Souvent décrit comme un penseur social-libertaire, proche de la pensée de George Orwell, Jean-Claude Michéa, intellectuel reconnu, s'était montré discret depuis quelques mois. Les manifestations des gilets jaunes ont poussé l'auteur de Notre ennemi, le capital à sortir de sa réserve.
Dans une lettre publiée sur le blog «Les amis de Bartleby», Jean-Claude Michéa juge le mouvement des gilets jaunes comme « l’exact contraire de Nuit Debout ». En effet, il considère ici que «ce sont bien ceux d’en bas [...] qui se révoltent». A contrario, il a vu dans Nuit debout du printemps 2016 une contestation d'«urbains hypermobiles et surdiplômés [...] encouragée par une grande partie de la presse bourgeoise». Nuit debout a été soutenu par des individus qui constituent, selon Jean-Claude Michéa, «le principal vivier dans lequel se recrutent les cadres de la gauche et de l’extrême gauche libérales».
Les gilets jaunes seraient, pour le professeur de philosophie, plutôt de la même farine que Podemos : une colère venant du bas «avec déjà suffisamment de conscience révolutionnaire pour refuser d’avoir encore à choisir entre exploiteurs de gauche et exploiteurs de droite». Fidèle à sa pensée, l'écrivain ne peut que soutenir un mouvement populaire qui transcenderait les clivages.
La gauche, les écologistes ou le gouvernement, Michéa accuse
Dans son billet, et comme à son habitude, il n'hésite pas à s'en prendre à la gauche qui, d'après lui, va à l'encontre du peuple. Ainsi, il ne manque pas de faire des reproches à la députée de La France insoumise (LFI) Clémentine Autain ou au fondateur de Génération.s Benoît Hamon. Tous deux feraient partie, selon lui, des coupables ayant empêché la formation d'un Podemos en France, puisque «enterrant ce mouvement prometteur en le coupant progressivement de ses bases populaires». Comme il l'a souvent exposé dans ses ouvrages, Jean-Claude Michéa ne tarit pas de critiques contre «la gauche», qu'il nomme «kérosène», «qui navigue d’aéroport en aéroport pour porter dans les universités du monde entier la bonne parole "écologique" et "associative"». Une critique de la gauche qui serait déconnectée du terrain, selon lui, mais la première à faire la morale au peuple.
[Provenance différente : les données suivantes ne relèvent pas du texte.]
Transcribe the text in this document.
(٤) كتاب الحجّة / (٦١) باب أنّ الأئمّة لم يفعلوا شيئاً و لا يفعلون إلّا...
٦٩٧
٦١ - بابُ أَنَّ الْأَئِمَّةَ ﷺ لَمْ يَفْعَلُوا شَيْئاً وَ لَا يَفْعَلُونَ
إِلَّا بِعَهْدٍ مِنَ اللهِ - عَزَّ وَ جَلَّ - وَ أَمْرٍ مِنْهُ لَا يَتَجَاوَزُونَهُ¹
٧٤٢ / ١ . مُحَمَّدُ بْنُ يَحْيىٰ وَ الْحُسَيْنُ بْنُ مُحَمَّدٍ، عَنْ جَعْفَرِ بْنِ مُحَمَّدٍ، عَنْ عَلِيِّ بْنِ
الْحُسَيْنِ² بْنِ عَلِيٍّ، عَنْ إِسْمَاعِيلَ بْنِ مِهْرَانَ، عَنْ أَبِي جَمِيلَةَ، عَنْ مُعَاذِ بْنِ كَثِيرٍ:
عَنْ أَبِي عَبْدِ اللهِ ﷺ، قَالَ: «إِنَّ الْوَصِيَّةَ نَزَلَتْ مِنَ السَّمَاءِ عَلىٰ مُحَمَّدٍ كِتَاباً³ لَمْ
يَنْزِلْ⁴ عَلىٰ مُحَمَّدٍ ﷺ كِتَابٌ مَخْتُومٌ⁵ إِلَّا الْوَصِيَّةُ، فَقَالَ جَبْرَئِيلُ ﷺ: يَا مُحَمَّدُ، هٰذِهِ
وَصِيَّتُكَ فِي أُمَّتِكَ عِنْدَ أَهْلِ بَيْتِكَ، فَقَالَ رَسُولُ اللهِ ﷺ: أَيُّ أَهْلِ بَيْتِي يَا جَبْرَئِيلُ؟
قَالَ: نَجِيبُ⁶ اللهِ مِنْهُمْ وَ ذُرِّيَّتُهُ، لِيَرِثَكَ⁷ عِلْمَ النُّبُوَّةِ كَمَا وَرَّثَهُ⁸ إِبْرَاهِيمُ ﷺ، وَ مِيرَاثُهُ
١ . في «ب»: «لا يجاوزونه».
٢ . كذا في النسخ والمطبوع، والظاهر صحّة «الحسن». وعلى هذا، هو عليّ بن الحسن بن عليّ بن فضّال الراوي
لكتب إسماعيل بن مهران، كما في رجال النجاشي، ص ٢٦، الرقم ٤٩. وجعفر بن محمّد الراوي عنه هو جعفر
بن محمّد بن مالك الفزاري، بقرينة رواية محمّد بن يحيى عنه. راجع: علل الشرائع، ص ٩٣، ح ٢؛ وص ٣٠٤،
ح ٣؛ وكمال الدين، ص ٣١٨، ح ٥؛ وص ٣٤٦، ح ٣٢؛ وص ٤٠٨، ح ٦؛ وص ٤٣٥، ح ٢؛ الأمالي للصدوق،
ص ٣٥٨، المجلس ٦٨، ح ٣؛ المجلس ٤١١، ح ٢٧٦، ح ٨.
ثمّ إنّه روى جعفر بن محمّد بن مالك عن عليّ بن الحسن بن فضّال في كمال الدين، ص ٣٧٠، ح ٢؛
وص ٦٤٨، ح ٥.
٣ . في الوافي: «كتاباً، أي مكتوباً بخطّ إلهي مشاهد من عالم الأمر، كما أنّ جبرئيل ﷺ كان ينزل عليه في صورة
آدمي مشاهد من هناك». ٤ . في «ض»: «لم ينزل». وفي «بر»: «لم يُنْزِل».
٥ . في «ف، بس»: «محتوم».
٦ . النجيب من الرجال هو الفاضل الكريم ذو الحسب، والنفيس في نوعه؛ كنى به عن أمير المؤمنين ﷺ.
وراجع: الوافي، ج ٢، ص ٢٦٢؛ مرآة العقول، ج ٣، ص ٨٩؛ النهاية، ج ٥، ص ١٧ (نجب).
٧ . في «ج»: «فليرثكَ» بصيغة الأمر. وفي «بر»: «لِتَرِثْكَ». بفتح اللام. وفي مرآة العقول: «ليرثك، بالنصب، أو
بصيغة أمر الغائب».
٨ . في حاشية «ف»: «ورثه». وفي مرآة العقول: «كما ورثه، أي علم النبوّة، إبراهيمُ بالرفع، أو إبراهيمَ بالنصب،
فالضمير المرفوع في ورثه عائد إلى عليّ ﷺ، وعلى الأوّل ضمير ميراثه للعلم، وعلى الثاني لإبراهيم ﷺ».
«Un gouvernement cynique et impavide»
«La seule question que je me pose est donc de savoir jusqu’où un tel mouvement révolutionnaire [...] peut aller dans les tristes conditions politiques qui sont les nôtres», s'interroge-t-il. Il s'inquiète du pouvoir macronien actuel, celui d'«un gouvernement cynique et impavide qui est clairement prêt [...] à aller jusqu’aux pires extrémités pinochetistes pour imposer sa "société de croissance" et ce pouvoir antidémocratique des juges».
Le philosophe craint par ailleurs que le gouvernement ne tente d'«envoyer partout son Black Bloc et ses "antifas"» pour discréditer les gilets jaunes.
Toutefois, l'essayiste reste positif : «La colère de ceux d’en bas (soutenus, je dois à nouveau le marteler, par 75 % de la population) ne retombera plus, tout simplement parce que ceux d’en bas n’en peuvent plus et ne veulent plus.» «Le peuple est donc définitivement en marche !», assure-t-il.
Les différents appels des gilets jaunes à se rassembler le 24 novembre devraient être un indicateur. Le peuple est-il prêt à la révolution ? Jean-Claude Michéa semble n'attendre que cela.